Now, with the model of the Client file system, a commit to a local disk is a secure message that will be delivered to modify the remote disk, so it can be the end point of a commit. Of course, you cannot have others modifying that area, but there should be dedicated areas for each upstream host if it is a Commit space. Once a failed host or network is restored to operation, those 'dirty to NFS/SAN' pages can repatriated with no problem. While the network or NFS/SAN is down, the Client host can still read files and write files on the local cache, but will lock up if it needs to read, write, status or lock a remote file. A robustly structure system will find a way to save the state of processes locked up so they can survive local outages. Some operational files and databases could be on redundant local disk. Of course, if the clent host system is utterly lost without flushing to the remote store, those changes are lost. You can't get blood from a stone. You can define each class of risk, give it a reasonable probability, and come up with a recovery plan for each class.
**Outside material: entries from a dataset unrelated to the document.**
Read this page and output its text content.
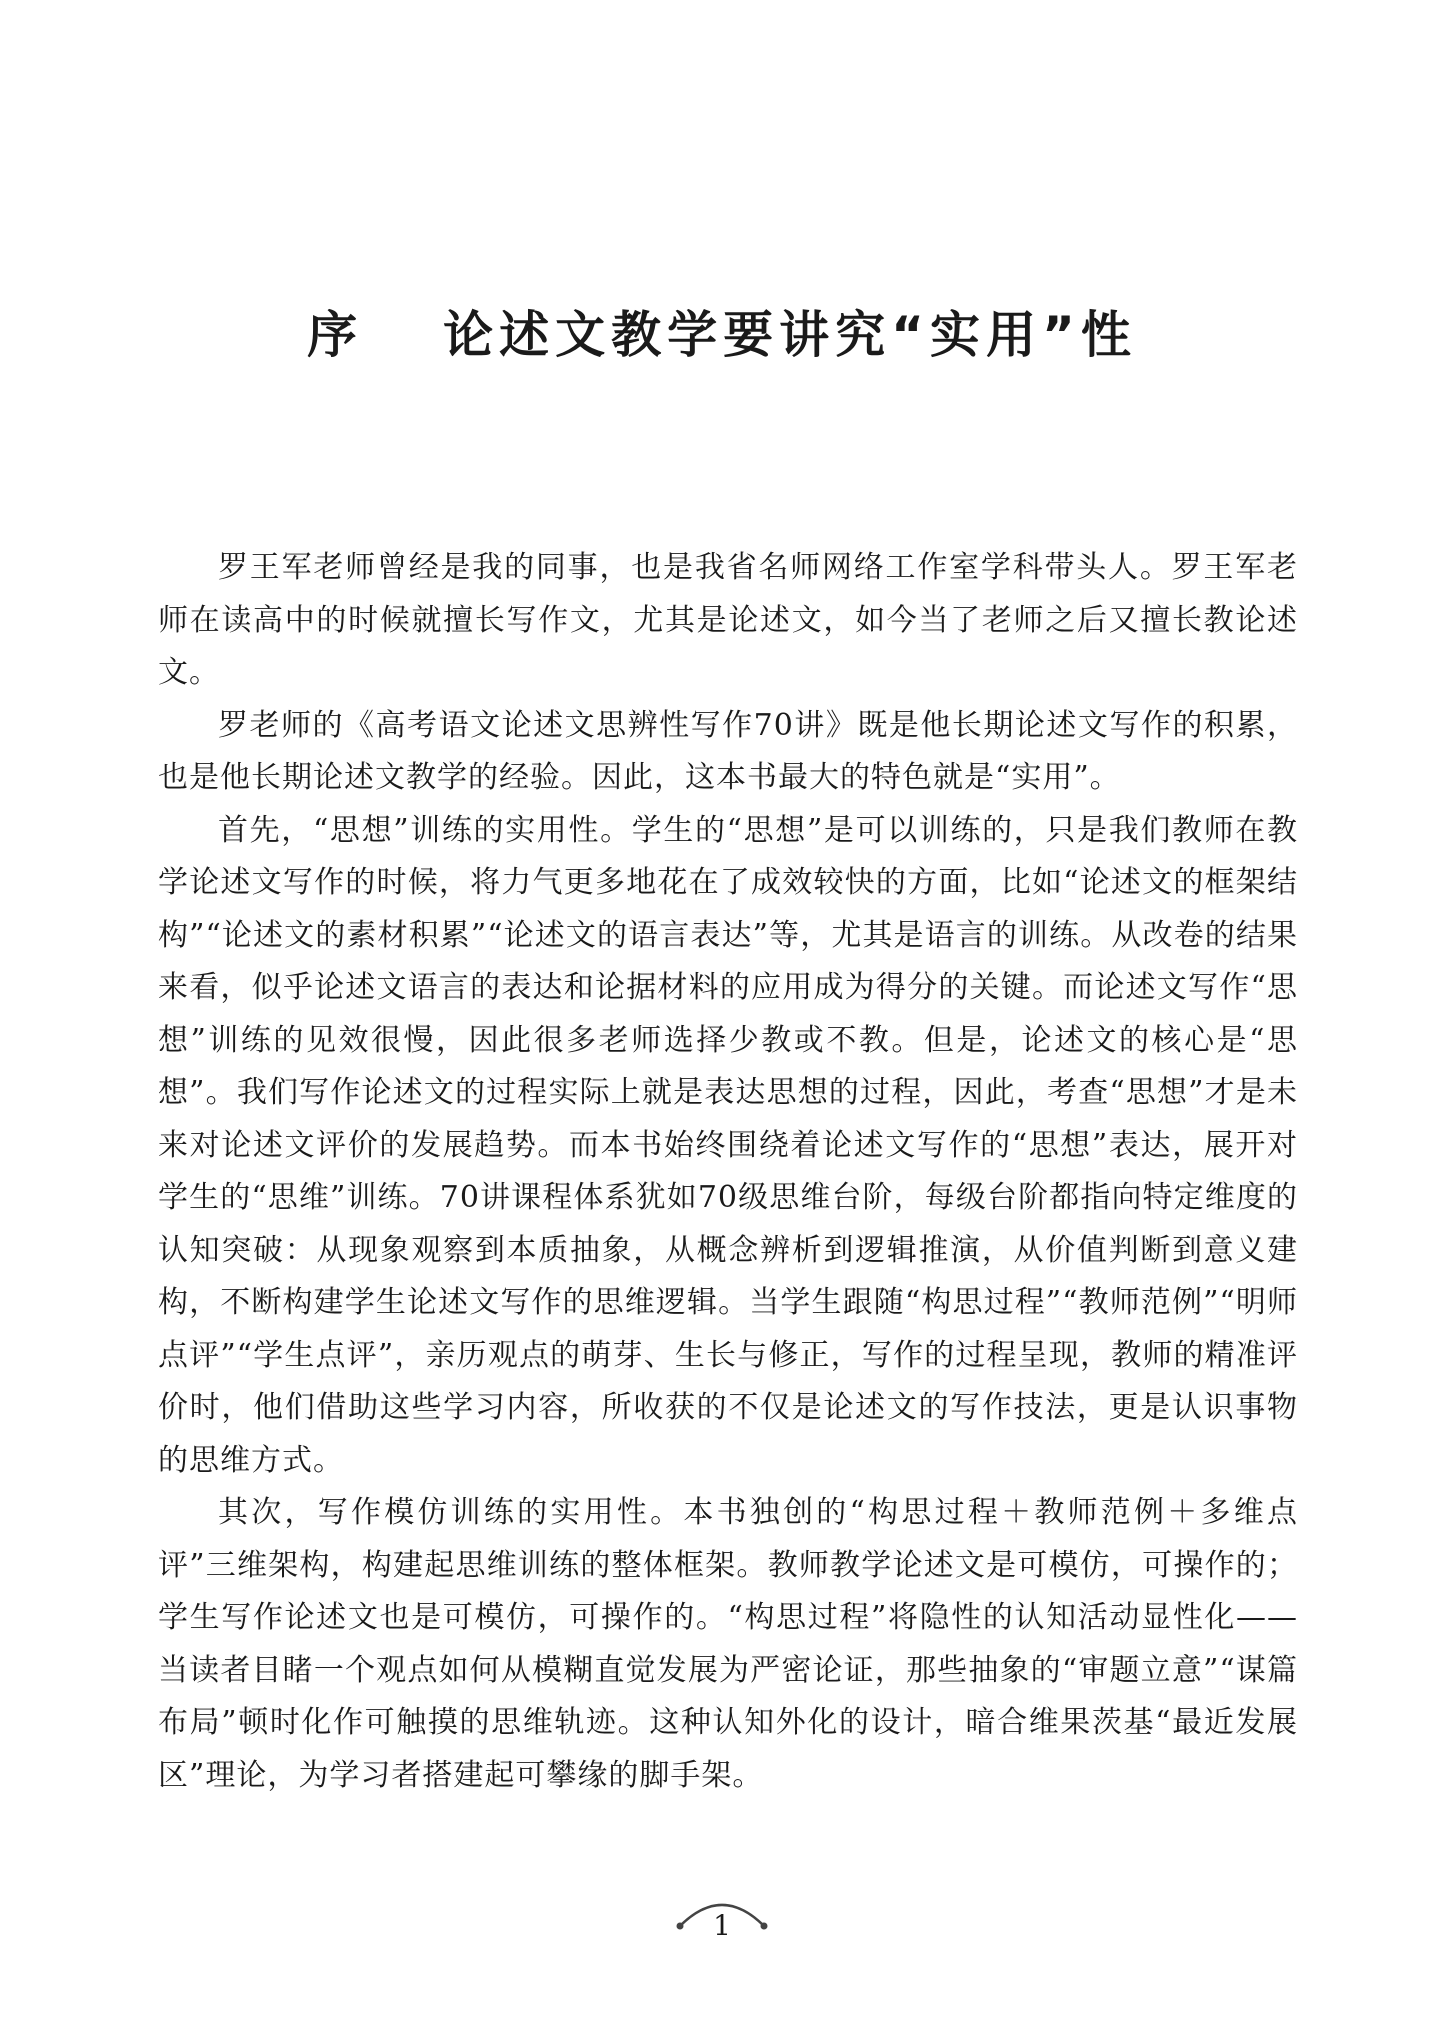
序 论述文教学要讲究“实用”性

罗王军老师曾经是我的同事，也是我省名师网络工作室学科带头人。罗王军老师在读高中的时候就擅长写作文，尤其是论述文，如今当了老师之后又擅长教论述文。

罗老师的《高考语文论述文思辨性写作70讲》既是他长期论述文写作的积累，也是他长期论述文教学的经验。因此，这本书最大的特色就是“实用”。

首先，“思想”训练的实用性。学生的“思想”是可以训练的，只是我们教师在教学论述文写作的时候，将力气更多地花在了成效较快的方面，比如“论述文的框架结构”“论述文的素材积累”“论述文的语言表达”等，尤其是语言的训练。从改卷的结果来看，似乎论述文语言的表达和论据材料的应用成为得分的关键。而论述文写作“思想”训练的见效很慢，因此很多老师选择少教或不教。但是，论述文的核心是“思想”。我们写作论述文的过程实际上就是表达思想的过程，因此，考查“思想”才是未来对论述文评价的发展趋势。而本书始终围绕着论述文写作的“思想”表达，展开对学生的“思维”训练。70讲课程体系犹如70级思维台阶，每级台阶都指向特定维度的认知突破：从现象观察到本质抽象，从概念辨析到逻辑推演，从价值判断到意义建构，不断构建学生论述文写作的思维逻辑。当学生跟随“构思过程”“教师范例”“明师点评”“学生点评”，亲历观点的萌芽、生长与修正，写作的过程呈现，教师的精准评价时，他们借助这些学习内容，所收获的不仅是论述文的写作技法，更是认识事物的思维方式。

其次，写作模仿训练的实用性。本书独创的“构思过程＋教师范例＋多维点评”三维架构，构建起思维训练的整体框架。教师教学论述文是可模仿，可操作的；学生写作论述文也是可模仿，可操作的。“构思过程”将隐性的认知活动显性化——当读者目睹一个观点如何从模糊直觉发展为严密论证，那些抽象的“审题立意”“谋篇布局”顿时化作可触摸的思维轨迹。这种认知外化的设计，暗合维果茨基“最近发展区”理论，为学习者搭建起可攀缘的脚手架。

1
Some shops have realized that an insert only serial append table structure allows them to identify ranges of change lost, so they know when orphan references show up. Such a structure can be though of as 100% history on all data. Disk is cheap, humans make lots of mistakes and mistakes are expensive.
I used such a pragma in a RAD app I developed for wafer fab training records. Sometimes I had to educate people that when a person left a role, they did not die (logically delete the person), they just lost the role. Eventually, the load of history became a burden, so we came up with administrative delete and update, but in such a way that even those actions, if a mistake, were reversible. I think it had 8 tables: students+teachers, courses, roles and training events, plus admin archive shadow tables of each. Template rows held hierarchical pieces, like departments, roles in departments, courses required in roles. Clustering kept history records for department/role/course/student adjacent for fast detection of status rows (latest) and active rows (latest is of active status) in views and subqueries.
Rather than buy a box, you can buy a cloud service. Let the RDBMS be out in the cloud. It is an appliance, after all. High speed fiber and an insert only database go well together: latency is a low priority. You send a query, you get a stream of rows. Your churn is a stream of rows in the reverse direction. Transactions just tell you the data arrived, are not necessary to exclude other updates, as there are no updates. Last row wins. You might want a lock of some sort at some level to keep two apps from inserting for the same keys at the same time, where row a fathers two new versions b and c, but as c is later it undoes all b changes.